オシドリは夫婦仲が良くいつも一緒にいることから、お祝いの言葉として使われるようになりました。


条幅

【作品】
一道残陽鋪水中半江瑟瑟半江紅可憐九月初三夜露似真珠月似弓

[白居易]

【読み】
一道の残陽 水中に鋪(し)き 半江は瑟瑟(しつしつ) 半江はくれないなり 憐れむべし 九月初三の夜 露は真珠に似 月は弓に似たり

(岩波文庫 中国名詩編 松原茂夫編)

【意味】
一筋の残陽が水面を射し照らして、大江の半ばは深みどり、半ばは紅い。
まことに愛すべき九月三日の夜、露は真珠に似、月は弓に似ている。

【解説】
瑟瑟とは碧玉の名。ここでは水の碧(あお)く澄んださま。日本に人気のある詩人として、白居易がいる。しかし彼の漢詩は長編が多く、なかなか書の題材を選ぶのに苦労した。日本では平安時代から白楽天として「長恨歌」「琵琶行」など多くの詩が伝えられ、日本の和歌にも影響を与えている。
唐代の四大詩人といえば「李杜韓白」(李白・杜甫・韓愈・白居易)と言われるこの「暮江吟」は、日本の和歌といってもよい。
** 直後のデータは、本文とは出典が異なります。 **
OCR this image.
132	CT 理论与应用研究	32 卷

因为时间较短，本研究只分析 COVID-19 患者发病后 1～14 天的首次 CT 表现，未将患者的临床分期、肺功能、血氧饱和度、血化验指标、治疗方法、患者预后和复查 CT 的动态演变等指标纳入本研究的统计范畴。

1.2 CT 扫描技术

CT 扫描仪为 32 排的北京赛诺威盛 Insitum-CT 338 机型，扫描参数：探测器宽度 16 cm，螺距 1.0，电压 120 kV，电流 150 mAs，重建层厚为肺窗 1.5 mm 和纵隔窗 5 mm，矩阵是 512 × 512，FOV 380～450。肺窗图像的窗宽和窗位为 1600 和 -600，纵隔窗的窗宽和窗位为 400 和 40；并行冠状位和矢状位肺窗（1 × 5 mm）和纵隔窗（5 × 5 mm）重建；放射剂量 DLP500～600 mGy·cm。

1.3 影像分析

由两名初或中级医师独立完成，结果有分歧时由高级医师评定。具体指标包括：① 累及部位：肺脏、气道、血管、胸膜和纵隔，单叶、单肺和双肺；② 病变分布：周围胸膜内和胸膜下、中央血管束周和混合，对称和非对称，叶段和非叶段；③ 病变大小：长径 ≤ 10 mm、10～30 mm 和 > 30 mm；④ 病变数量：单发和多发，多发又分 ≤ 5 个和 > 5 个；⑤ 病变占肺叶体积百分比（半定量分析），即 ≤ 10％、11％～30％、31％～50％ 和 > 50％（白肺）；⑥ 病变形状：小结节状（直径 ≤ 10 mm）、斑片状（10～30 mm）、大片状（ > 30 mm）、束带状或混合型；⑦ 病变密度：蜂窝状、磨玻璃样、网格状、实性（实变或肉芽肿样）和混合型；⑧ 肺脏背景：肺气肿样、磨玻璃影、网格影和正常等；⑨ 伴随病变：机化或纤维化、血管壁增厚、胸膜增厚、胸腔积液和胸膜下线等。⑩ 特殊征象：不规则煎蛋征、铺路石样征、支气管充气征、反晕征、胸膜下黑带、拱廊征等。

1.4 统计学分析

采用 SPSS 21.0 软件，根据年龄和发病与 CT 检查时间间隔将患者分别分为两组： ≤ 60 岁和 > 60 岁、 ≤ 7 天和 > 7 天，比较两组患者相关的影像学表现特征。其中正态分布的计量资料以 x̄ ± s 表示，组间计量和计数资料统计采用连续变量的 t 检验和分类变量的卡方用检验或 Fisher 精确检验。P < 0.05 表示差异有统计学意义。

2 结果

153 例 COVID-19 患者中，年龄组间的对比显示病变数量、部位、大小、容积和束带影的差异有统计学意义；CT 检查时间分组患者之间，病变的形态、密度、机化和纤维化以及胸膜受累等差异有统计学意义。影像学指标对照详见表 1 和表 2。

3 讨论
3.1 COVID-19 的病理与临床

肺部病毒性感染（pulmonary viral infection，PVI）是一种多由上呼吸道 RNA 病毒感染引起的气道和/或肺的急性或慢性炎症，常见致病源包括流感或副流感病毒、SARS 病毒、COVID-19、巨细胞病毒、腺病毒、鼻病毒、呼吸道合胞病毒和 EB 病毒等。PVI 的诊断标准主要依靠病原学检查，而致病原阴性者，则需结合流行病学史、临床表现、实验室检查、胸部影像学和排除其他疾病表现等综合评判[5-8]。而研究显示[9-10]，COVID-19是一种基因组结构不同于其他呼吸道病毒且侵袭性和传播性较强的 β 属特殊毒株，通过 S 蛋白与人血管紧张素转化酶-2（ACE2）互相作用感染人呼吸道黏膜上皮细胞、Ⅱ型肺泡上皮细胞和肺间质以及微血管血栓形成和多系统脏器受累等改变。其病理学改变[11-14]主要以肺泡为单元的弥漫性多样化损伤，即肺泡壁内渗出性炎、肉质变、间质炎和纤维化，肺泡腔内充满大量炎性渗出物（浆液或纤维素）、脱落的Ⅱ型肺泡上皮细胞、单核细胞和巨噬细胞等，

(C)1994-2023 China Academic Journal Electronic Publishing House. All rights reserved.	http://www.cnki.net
それだけ平安歌人が彼にそそいだ注目度の高さがわかる一句だと思う。


篆刻

【作品】

【読み】
ジュ ことぶき

【解説】
意味は、ながいき。常用漢字では「寿」と書く。現在では結婚祝いの、のし紙・のし袋の表書き等で使用される。どっしり感がでるので長く使われているだろうか。私も「寿」より「壽」と書くことが多い。


第十六回ギャラリーを書き終えて

いよいよ次回から五年目に入る。「かな書」は万葉集から古今集をはじめ幅広く好きな和歌を取り上げて表現したいと思います。もう一点「ペン書」は、四年間徒然草からこれはと思った段を選択してきたが、ペン書は、作品というより、“気楽に文章を書いてみませんか“というコーナーです。このコーナーに新たに「古事記」を取り上げ、日本最古の歴史書を「書き・読み」楽しんでいこうと。最後に「漢字書」は「三体千字文」といたします。三体とは一文字に「楷書・行書・草書」のそれぞれ違った書体で書くことで、千字文とは文字を勉強するため、中国から伝えられた「千字」のこと、来年いよいよ古希を迎える私です、さらなる進化に向かって。